Wes met them one at a time. Listening to their stories, remembering their names. He could see it in their eyes, in the strained hardness of their handshakes. These men were an army. They didn’t need a commander. They only needed direction. Each would man his post until the end of his watch.

Wes stepped up on the edge of the fountain and raised his hands. ‘‘Thank you for coming so quickly to my aid.’’

‘‘We didn’t come for you!’’ yelled a barreled-shaped man with gun belts crossing his chest. ‘‘We come to protect Miss Victoria.’’

Several others nodded.

Wes took a deep breath. This wasn’t going to be easy. ‘‘I’ve outlined a plan of defense.’’

‘‘Don’t need no plan!’’ A bald warrior who looked like he ate men for breakfast grunted. ‘‘We know what to do, sonny.’’

‘‘Yeah,’’ another complained. ‘‘We don’t need no pup of a Yank telling us nothin’.’’

‘‘But I was a captain in-’’ Wes began.

‘‘And I was a colonel when you was still having your mama hold you out the window to drip.’’

The crowd laughed. These men were loners who balked at suggestions. Who knows, Wes thought, they might shoot at a direct order. He didn’t feel like being used in target practice.

Anger boiled in Wes. He needed their help, but his pride wouldn’t let him beg, and he’d be a fool to bully. None of them looked like they had a heart anyway. He’d been wasting his time. ‘‘Look!’’ he yelled. ‘‘Trouble’s coming.’’

If he’d expected to alarm them, he was greatly disappointed.

‘‘Trouble’s always coming!’’ hollered a one-eyed man who called himself Dillon.

Wes glanced at the man to argue, but found himself trying to decide which side of Dillon’s face was uglier-the side with an evil eye staring him down, or the one with a sunken socket.

‘‘Trouble’s my middle name,’’ Slone, the one whose bullets hung in anXacross his chest, answered. ‘‘I’m already here.’’

‘‘I’ve been itching for a fight so bad I done scratched to the bone,’’ another shouted. ‘‘If there’s gonna be fighting, ain’t nobody better kill them all before I get my shot.’’

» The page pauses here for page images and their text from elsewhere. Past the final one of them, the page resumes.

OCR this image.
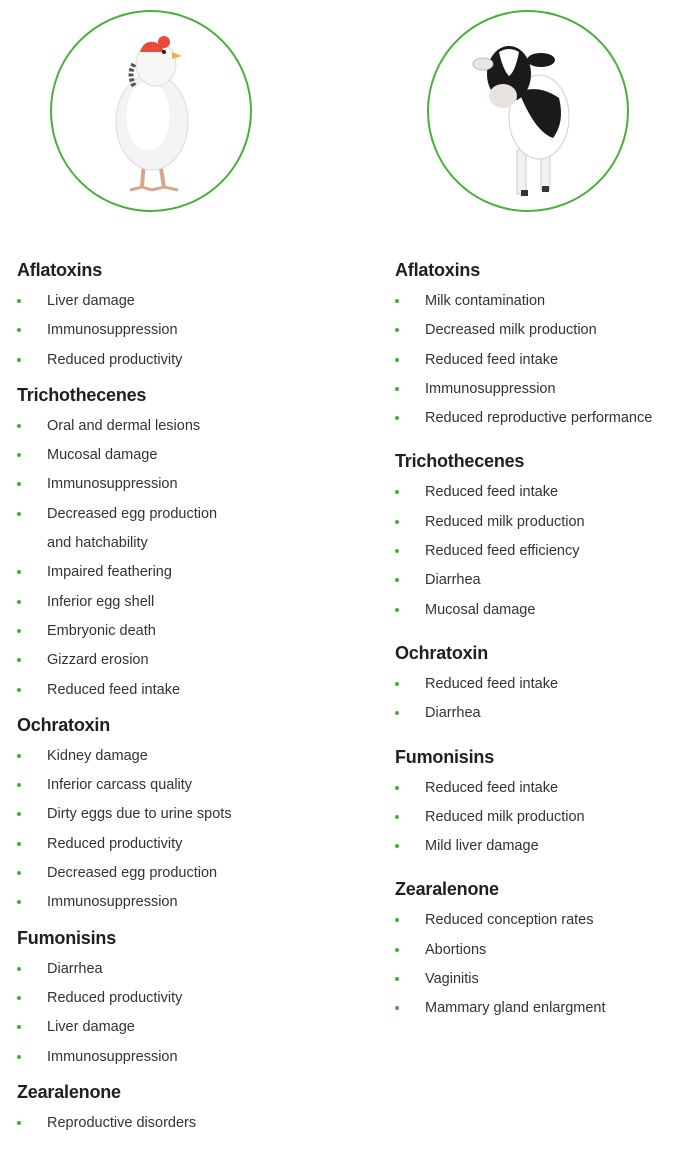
Aflatoxins
Liver damage
Immunosuppression
Reduced productivity
Trichothecenes
Oral and dermal lesions
Mucosal damage
Immunosuppression
Decreased egg production
and hatchability
Impaired feathering
Inferior egg shell
Embryonic death
Gizzard erosion
Reduced feed intake
Ochratoxin
Kidney damage
Inferior carcass quality
Dirty eggs due to urine spots
Reduced productivity
Decreased egg production
Immunosuppression
Fumonisins
Diarrhea
Reduced productivity
Liver damage
Immunosuppression
Zearalenone
Reproductive disorders
Aflatoxins
Milk contamination
Decreased milk production
Reduced feed intake
Immunosuppression
Reduced reproductive performance
Trichothecenes
Reduced feed intake
Reduced milk production
Reduced feed efficiency
Diarrhea
Mucosal damage
Ochratoxin
Reduced feed intake
Diarrhea
Fumonisins
Reduced feed intake
Reduced milk production
Mild liver damage
Zearalenone
Reduced conception rates
Abortions
Vaginitis
Mammary gland enlargment
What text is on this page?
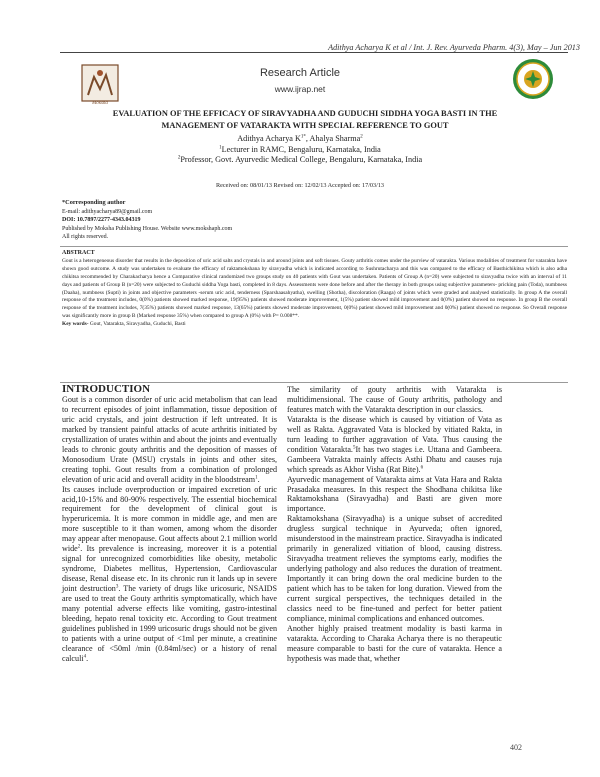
Adithya Acharya K et al / Int. J. Rev. Ayurveda Pharm. 4(3), May – Jun 2013
Moksha
Research Article
www.ijrap.net
EVALUATION OF THE EFFICACY OF SIRAVYADHA AND GUDUCHI SIDDHA YOGA BASTI IN THE MANAGEMENT OF VATARAKTA WITH SPECIAL REFERENCE TO GOUT
Adithya Acharya $K^{1*}$, Ahalya Sharma$^2$
$^1$Lecturer in RAMC, Bengaluru, Karnataka, India
$^2$Professor, Govt. Ayurvedic Medical College, Bengaluru, Karnataka, India
Received on: 08/01/13 Revised on: 12/02/13 Accepted on: 17/03/13
*Corresponding author
E-mail: adithyacharya89@gmail.com
DOI: 10.7897/2277-4343.04319
Published by Moksha Publishing House. Website www.mokshaph.com
All rights reserved.
ABSTRACT
Gout is a heterogeneous disorder that results in the deposition of uric acid salts and crystals in and around joints and soft tissues. Gouty arthritis comes under the purview of vatarakta. Various modalities of treatment for vatarakta have shown good outcome. A study was undertaken to evaluate the efficacy of raktamokshana by siravyadha which is indicated according to Sushrutacharya and this was compared to the efficacy of Basthichikitsa which is also adha chikitsa recommended by Charakacharya hence a Comparative clinical randomized two groups study on 40 patients with Gout was undertaken. Patients of Group A (n=20) were subjected to siravyadha twice with an interval of 11 days and patients of Group B (n=20) were subjected to Guduchi siddha Yoga basti, completed in 8 days. Assessments were done before and after the therapy in both groups using subjective parameters- pricking pain (Toda), numbness (Daaha), numbness (Supti) in joints and objective parameters -serum uric acid, tenderness (Sparshaasahyatha), swelling (Shotha), discoloration (Raaga) of joints which were graded and analysed statistically. In group A the overall response of the treatment includes, 0(0%) patients showed marked response, 19(95%) patients showed moderate improvement, 1(5%) patient showed mild improvement and 0(0%) patient showed no response. In group B the overall response of the treatment includes, 7(35%) patients showed marked response, 13(65%) patients showed moderate improvement, 0(0%) patient showed mild improvement and 0(0%) patient showed no response. So Overall response was significantly more in group B (Marked response 35%) when compared to group A (0%) with P= 0.008**.
Key words- Gout, Vatarakta, Siravyadha, Guduchi, Basti

INTRODUCTION

Gout is a common disorder of uric acid metabolism that can lead to recurrent episodes of joint inflammation, tissue deposition of uric acid crystals, and joint destruction if left untreated. It is marked by transient painful attacks of acute arthritis initiated by crystallization of urates within and about the joints and eventually leads to chronic gouty arthritis and the deposition of masses of Monosodium Urate (MSU) crystals in joints and other sites, creating tophi. Gout results from a combination of prolonged elevation of uric acid and overall acidity in the bloodstream$^1$.

Its causes include overproduction or impaired excretion of uric acid,10-15% and 80-90% respectively. The essential biochemical requirement for the development of clinical gout is hyperuricemia. It is more common in middle age, and men are more susceptible to it than women, among whom the disorder may appear after menopause. Gout affects about 2.1 million world wide$^2$. Its prevalence is increasing, moreover it is a potential signal for unrecognized comorbidities like obesity, metabolic syndrome, Diabetes mellitus, Hypertension, Cardiovascular disease, Renal disease etc. In its chronic run it lands up in severe joint destruction$^3$. The variety of drugs like uricosuric, NSAIDS are used to treat the Gouty arthritis symptomatically, which have many potential adverse effects like vomiting, gastro-intestinal bleeding, hepato renal toxicity etc. According to Gout treatment guidelines published in 1999 uricosuric drugs should not be given to patients with a urine output of <1ml per minute, a creatinine clearance of <50ml /min (0.84ml/sec) or a history of renal calculi$^4$.

The similarity of gouty arthritis with Vatarakta is multidimensional. The cause of Gouty arthritis, pathology and features match with the Vatarakta description in our classics.

Vatarakta is the disease which is caused by vitiation of Vata as well as Rakta. Aggravated Vata is blocked by vitiated Rakta, in turn leading to further aggravation of Vata. Thus causing the condition Vatarakta.$^5$It has two stages i.e. Uttana and Gambeera. Gambeera Vatrakta mainly affects Asthi Dhatu and causes ruja which spreads as Akhor Visha (Rat Bite).$^6$

Ayurvedic management of Vatarakta aims at Vata Hara and Rakta Prasadaka measures. In this respect the Shodhana chikitsa like Raktamokshana (Siravyadha) and Basti are given more importance.

Raktamokshana (Siravyadha) is a unique subset of accredited drugless surgical technique in Ayurveda; often ignored, misunderstood in the mainstream practice. Siravyadha is indicated primarily in generalized vitiation of blood, causing distress. Siravyadha treatment relieves the symptoms early, modifies the underlying pathology and also reduces the duration of treatment. Importantly it can bring down the oral medicine burden to the patient which has to be taken for long duration. Viewed from the current surgical perspectives, the techniques detailed in the classics need to be fine-tuned and perfect for better patient compliance, minimal complications and enhanced outcomes.

Another highly praised treatment modality is basti karma in vatarakta. According to Charaka Acharya there is no therapeutic measure comparable to basti for the cure of vatarakta. Hence a hypothesis was made that, whether

402
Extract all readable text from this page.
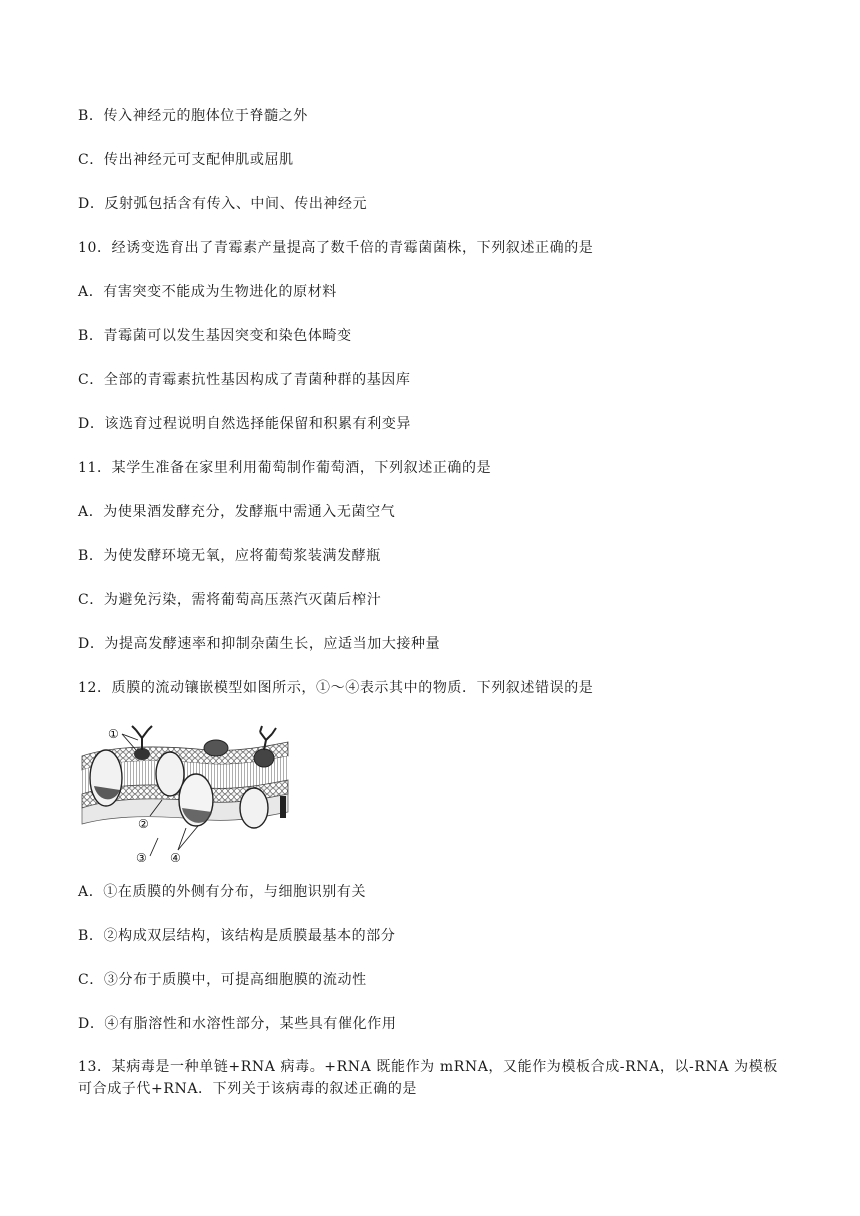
B．传入神经元的胞体位于脊髓之外
C．传出神经元可支配伸肌或屈肌
D．反射弧包括含有传入、中间、传出神经元
10．经诱变选育出了青霉素产量提高了数千倍的青霉菌菌株，下列叙述正确的是
A．有害突变不能成为生物进化的原材料
B．青霉菌可以发生基因突变和染色体畸变
C．全部的青霉素抗性基因构成了青菌种群的基因库
D．该选育过程说明自然选择能保留和积累有利变异
11．某学生准备在家里利用葡萄制作葡萄酒，下列叙述正确的是
A．为使果酒发酵充分，发酵瓶中需通入无菌空气
B．为使发酵环境无氧，应将葡萄浆装满发酵瓶
C．为避免污染，需将葡萄高压蒸汽灭菌后榨汁
D．为提高发酵速率和抑制杂菌生长，应适当加大接种量
12．质膜的流动镶嵌模型如图所示，①～④表示其中的物质．下列叙述错误的是
①
②
③ ④
A．①在质膜的外侧有分布，与细胞识别有关
B．②构成双层结构，该结构是质膜最基本的部分
C．③分布于质膜中，可提高细胞膜的流动性
D．④有脂溶性和水溶性部分，某些具有催化作用
13．某病毒是一种单链+RNA 病毒。+RNA 既能作为 mRNA，又能作为模板合成-RNA，以-RNA 为模板可合成子代+RNA．下列关于该病毒的叙述正确的是
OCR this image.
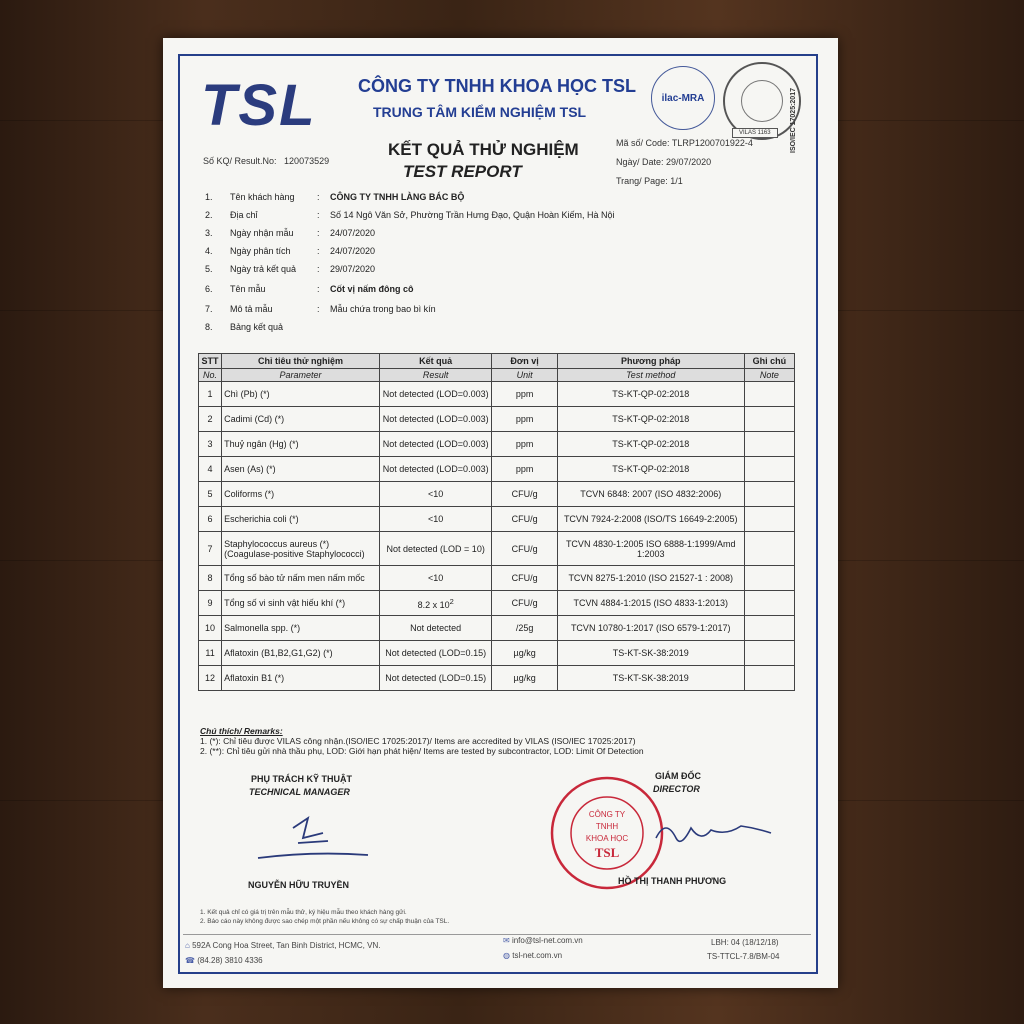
TSL CÔNG TY TNHH KHOA HỌC TSL
TRUNG TÂM KIỂM NGHIỆM TSL
ilac-MRA
VILAS 1163	ISO/IEC 17025:2017
Số KQ/ Result.No: 120073529
KẾT QUẢ THỬ NGHIỆM
TEST REPORT
Mã số/ Code: TLRP1200701922-4
Ngày/ Date: 29/07/2020
Trang/ Page: 1/1
1. Tên khách hàng : CÔNG TY TNHH LÀNG BÁC BỘ
2. Địa chỉ	: Số 14 Ngô Văn Sở, Phường Trần Hưng Đạo, Quận Hoàn Kiếm, Hà Nội
3. Ngày nhận mẫu	: 24/07/2020
4. Ngày phân tích	: 24/07/2020
5. Ngày trả kết quả : 29/07/2020
6. Tên mẫu	: Cốt vị nấm đông cô
7. Mô tả mẫu	: Mẫu chứa trong bao bì kín
8. Bảng kết quả
STT	Chỉ tiêu thử nghiệm	Kết quả	Đơn vị	Phương pháp	Ghi chú
No.	Parameter	Result	Unit	Test method	Note
1	Chì (Pb) (*)	Not detected (LOD=0.003)	ppm	TS-KT-QP-02:2018	
2	Cadimi (Cd) (*)	Not detected (LOD=0.003)	ppm	TS-KT-QP-02:2018	
3	Thuỷ ngân (Hg) (*)	Not detected (LOD=0.003)	ppm	TS-KT-QP-02:2018	
4	Asen (As) (*)	Not detected (LOD=0.003)	ppm	TS-KT-QP-02:2018	
5	Coliforms (*)	<10	CFU/g	TCVN 6848: 2007 (ISO 4832:2006)	
6	Escherichia coli (*)	<10	CFU/g	TCVN 7924-2:2008 (ISO/TS 16649-2:2005)	
7	Staphylococcus aureus (*) (Coagulase-positive Staphylococci)	Not detected (LOD = 10)	CFU/g	TCVN 4830-1:2005 ISO 6888-1:1999/Amd 1:2003	
8	Tổng số bào tử nấm men nấm mốc	<10	CFU/g	TCVN 8275-1:2010 (ISO 21527-1 : 2008)	
9	Tổng số vi sinh vật hiếu khí (*)	8.2 x $10^2$	CFU/g	TCVN 4884-1:2015 (ISO 4833-1:2013)	
10	Salmonella spp. (*)	Not detected	/25g	TCVN 10780-1:2017 (ISO 6579-1:2017)	
11	Aflatoxin (B1,B2,G1,G2) (*)	Not detected (LOD=0.15)	µg/kg	TS-KT-SK-38:2019	
12	Aflatoxin B1 (*)	Not detected (LOD=0.15)	µg/kg	TS-KT-SK-38:2019	
Chú thích/ Remarks:
1. (*): Chỉ tiêu được VILAS công nhận.(ISO/IEC 17025:2017)/ Items are accredited by VILAS (ISO/IEC 17025:2017)
2. (**): Chỉ tiêu gửi nhà thầu phụ, LOD: Giới hạn phát hiện/ Items are tested by subcontractor, LOD: Limit Of Detection
PHỤ TRÁCH KỸ THUẬT
TECHNICAL MANAGER
NGUYỄN HỮU TRUYỀN
GIÁM ĐỐC
DIRECTOR
CÔNG TY
TNHH
KHOA HỌC
TSL
HỒ THỊ THANH PHƯƠNG
1. Kết quả chỉ có giá trị trên mẫu thử, ký hiệu mẫu theo khách hàng gửi.
2. Báo cáo này không được sao chép một phần nếu không có sự chấp thuận của TSL.
⌂ 592A Cong Hoa Street, Tan Binh District, HCMC, VN.
☎ (84.28) 3810 4336
✉ info@tsl-net.com.vn
◍ tsl-net.com.vn
LBH: 04 (18/12/18)
TS-TTCL-7.8/BM-04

Several agreed that, if they were attacked, each man only got to kill one until every man had had a turn. Each suddenly seemed to feel the need to describe a killing he’d participated in.

‘‘Young fellow, you go on in with the women,’’ ordered the one who called himself a colonel. ‘‘We’ll take this watch.’’

Wes fought the urge to slug a man old enough to be his grandfather. In the army, the bars on Wes’s shoulders had always won him respect. But now, he didn’t have the time to figure out how to unite them. They began moving away, talking in small groups, paying no more attention to him.

Wes felt a small hand slip into his. He looked down into Allie’s tired blue eyes. He’d left her asleep in a chair. Sleep still drifted across her face, along with worry.

‘‘What’s wrong?’’ He guided her onto the step.

‘‘The sheriff is asking for you.’’ She didn’t turn loose of his hand. When she moved beside him, her body brushed his.